Tout d’abord, nous devons éviter d’être comme un vase renversé, dans lequel on ne peut rien verser. Autrement dit, si nous avons l’esprit fermé ou trop étroit, bien entendu nous serons incapables de retenir quoi que ce soit de ce que nous entendons, quelque soit la qualité de l’enseignement.

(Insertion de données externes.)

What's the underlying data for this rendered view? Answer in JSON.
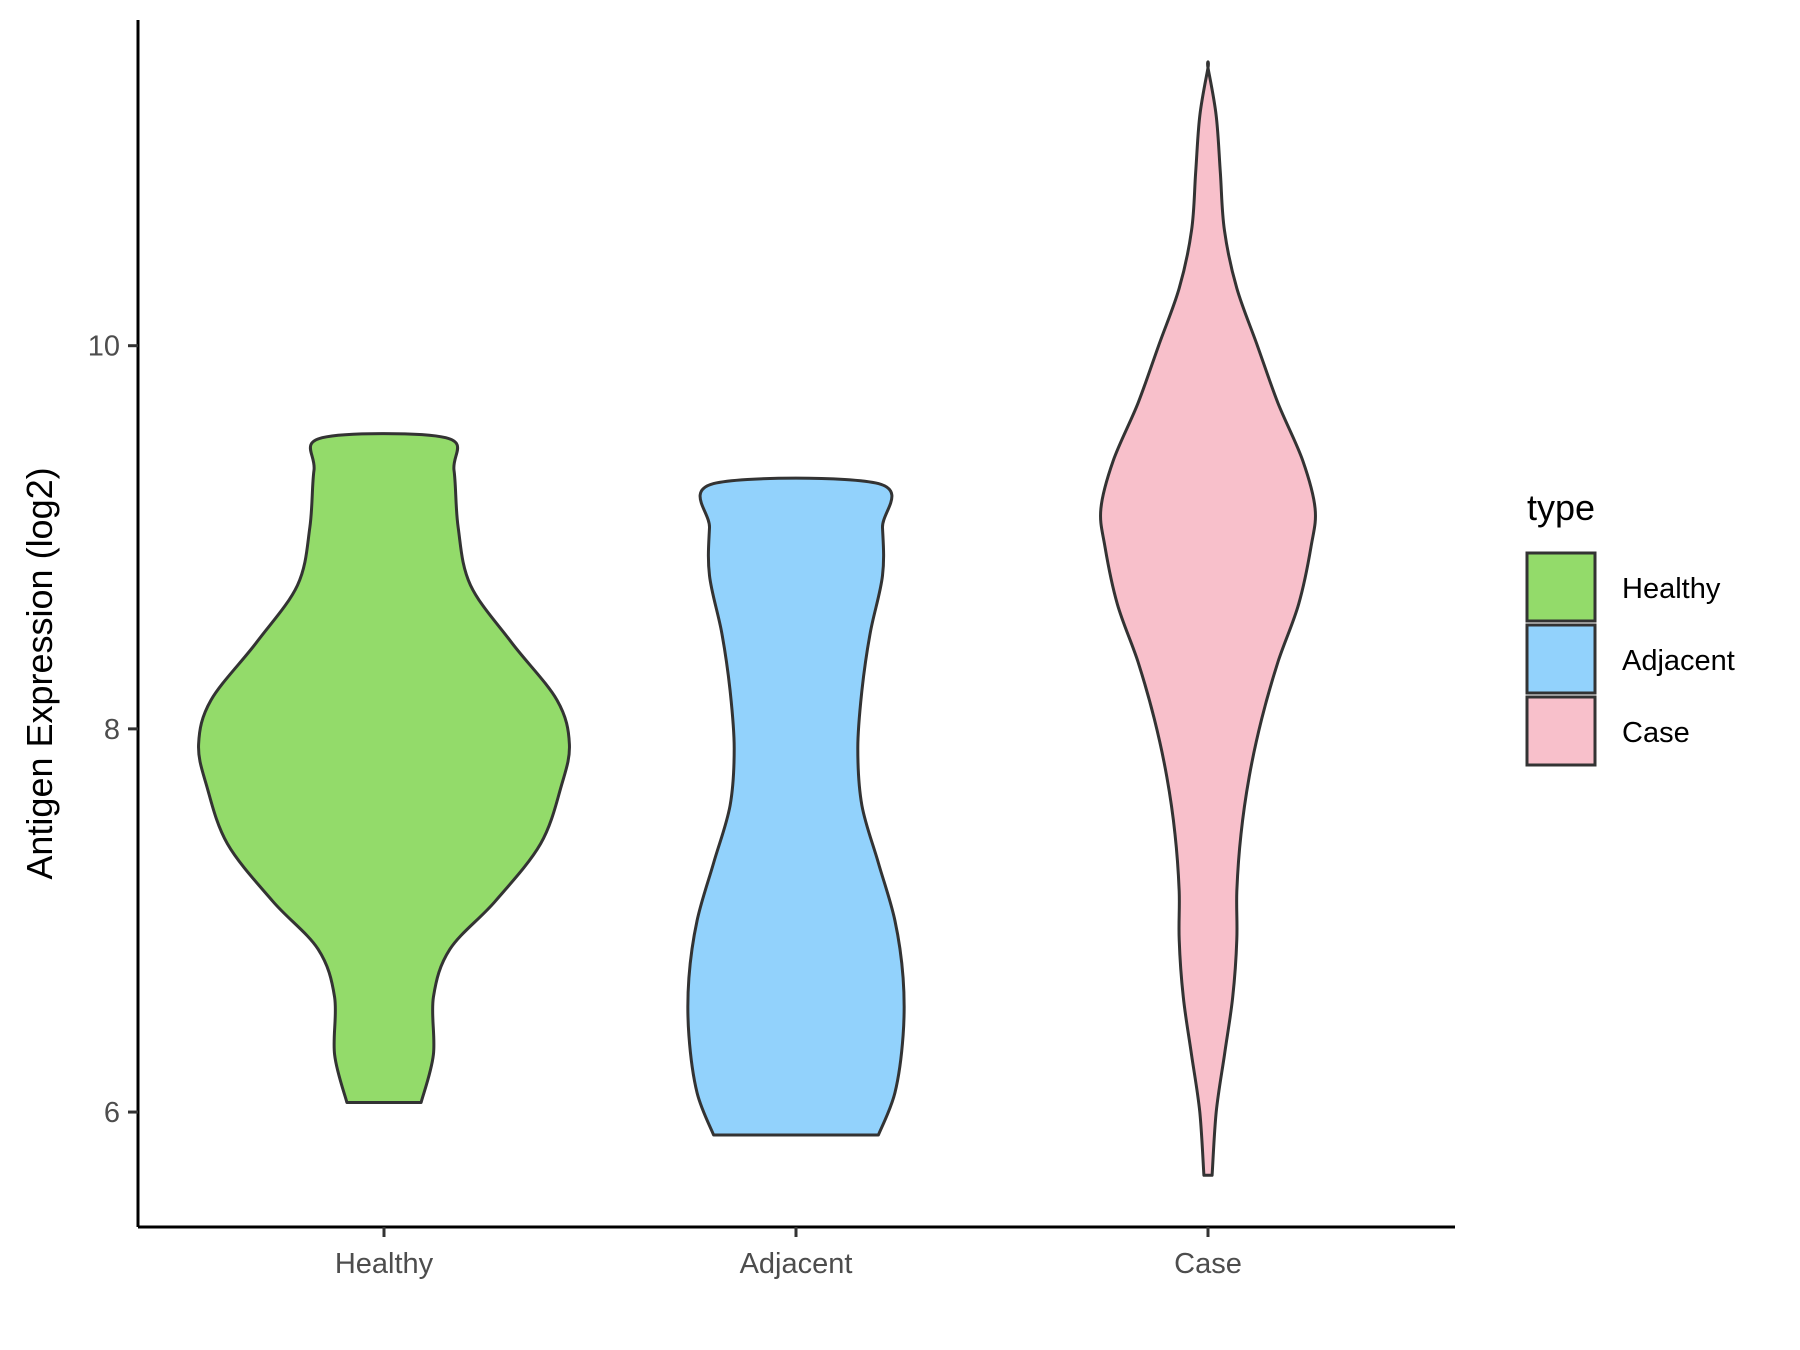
{
  "chart_data": {
    "type": "violin",
    "title": "",
    "xlabel": "",
    "ylabel": "Antigen Expression (log2)",
    "ylim": [
      5.4,
      11.7
    ],
    "yticks": [
      6,
      8,
      10
    ],
    "grid": false,
    "legend": {
      "title": "type",
      "position": "right",
      "entries": [
        "Healthy",
        "Adjacent",
        "Case"
      ]
    },
    "categories": [
      "Healthy",
      "Adjacent",
      "Case"
    ],
    "series": [
      {
        "name": "Healthy",
        "color": "#93DB6A",
        "min": 6.05,
        "max": 9.52,
        "profile": [
          {
            "y": 6.05,
            "hw": 0.09
          },
          {
            "y": 6.3,
            "hw": 0.12
          },
          {
            "y": 6.6,
            "hw": 0.12
          },
          {
            "y": 6.85,
            "hw": 0.16
          },
          {
            "y": 7.1,
            "hw": 0.27
          },
          {
            "y": 7.4,
            "hw": 0.38
          },
          {
            "y": 7.7,
            "hw": 0.43
          },
          {
            "y": 7.92,
            "hw": 0.45
          },
          {
            "y": 8.15,
            "hw": 0.42
          },
          {
            "y": 8.45,
            "hw": 0.31
          },
          {
            "y": 8.75,
            "hw": 0.21
          },
          {
            "y": 9.05,
            "hw": 0.18
          },
          {
            "y": 9.35,
            "hw": 0.17
          },
          {
            "y": 9.52,
            "hw": 0.15
          }
        ]
      },
      {
        "name": "Adjacent",
        "color": "#92D2FC",
        "min": 5.88,
        "max": 9.28,
        "profile": [
          {
            "y": 5.88,
            "hw": 0.2
          },
          {
            "y": 6.1,
            "hw": 0.24
          },
          {
            "y": 6.4,
            "hw": 0.26
          },
          {
            "y": 6.7,
            "hw": 0.26
          },
          {
            "y": 7.0,
            "hw": 0.24
          },
          {
            "y": 7.3,
            "hw": 0.2
          },
          {
            "y": 7.6,
            "hw": 0.16
          },
          {
            "y": 7.9,
            "hw": 0.15
          },
          {
            "y": 8.2,
            "hw": 0.16
          },
          {
            "y": 8.5,
            "hw": 0.18
          },
          {
            "y": 8.8,
            "hw": 0.21
          },
          {
            "y": 9.05,
            "hw": 0.21
          },
          {
            "y": 9.28,
            "hw": 0.2
          }
        ]
      },
      {
        "name": "Case",
        "color": "#F8C0CB",
        "min": 5.67,
        "max": 11.45,
        "profile": [
          {
            "y": 5.67,
            "hw": 0.01
          },
          {
            "y": 6.0,
            "hw": 0.02
          },
          {
            "y": 6.3,
            "hw": 0.04
          },
          {
            "y": 6.6,
            "hw": 0.06
          },
          {
            "y": 6.9,
            "hw": 0.07
          },
          {
            "y": 7.15,
            "hw": 0.07
          },
          {
            "y": 7.45,
            "hw": 0.08
          },
          {
            "y": 7.75,
            "hw": 0.1
          },
          {
            "y": 8.05,
            "hw": 0.13
          },
          {
            "y": 8.35,
            "hw": 0.17
          },
          {
            "y": 8.65,
            "hw": 0.22
          },
          {
            "y": 8.95,
            "hw": 0.25
          },
          {
            "y": 9.15,
            "hw": 0.26
          },
          {
            "y": 9.4,
            "hw": 0.23
          },
          {
            "y": 9.7,
            "hw": 0.17
          },
          {
            "y": 10.0,
            "hw": 0.12
          },
          {
            "y": 10.3,
            "hw": 0.07
          },
          {
            "y": 10.6,
            "hw": 0.04
          },
          {
            "y": 10.9,
            "hw": 0.03
          },
          {
            "y": 11.2,
            "hw": 0.02
          },
          {
            "y": 11.45,
            "hw": 0.0
          }
        ]
      }
    ]
  }
}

Ensuite, nous devons également éviter d’être comme un vase percé. Dans ce cas, tout ce qu’on y verse, ou presque, s’échappe par le trou. Il est évidemment nécessaire d’éviter cela pour être en mesure de recevoir puis d’intégrer les enseignements.
Et finalement, nous devons éviter d’être comme un vase souillé. Quand on verse de l’eau claire dans un vase sale, l’eau devient sale également. Par exemple, quand on a de nombreux préjugés, ceux-ci contaminent notre compréhension des nouveaux éléments apportés par un enseignement pur. Plutôt que de recevoir juste ce qui est dit ou écrit, nous mélangeons ces nouveaux éléments avec les projections dues à nos propres idées.
Bien sûr vous n’êtes aucun de ces trois vases, à moins que nous ne soyons un peu tous les trois à la fois…
Vous venez d’entendre une métaphore classique du bouddhisme tibétain que l’on retrouve dans les enseignements du Lamrim, qui est un manuel décrivant les étapes pour accéder à l’Eveil.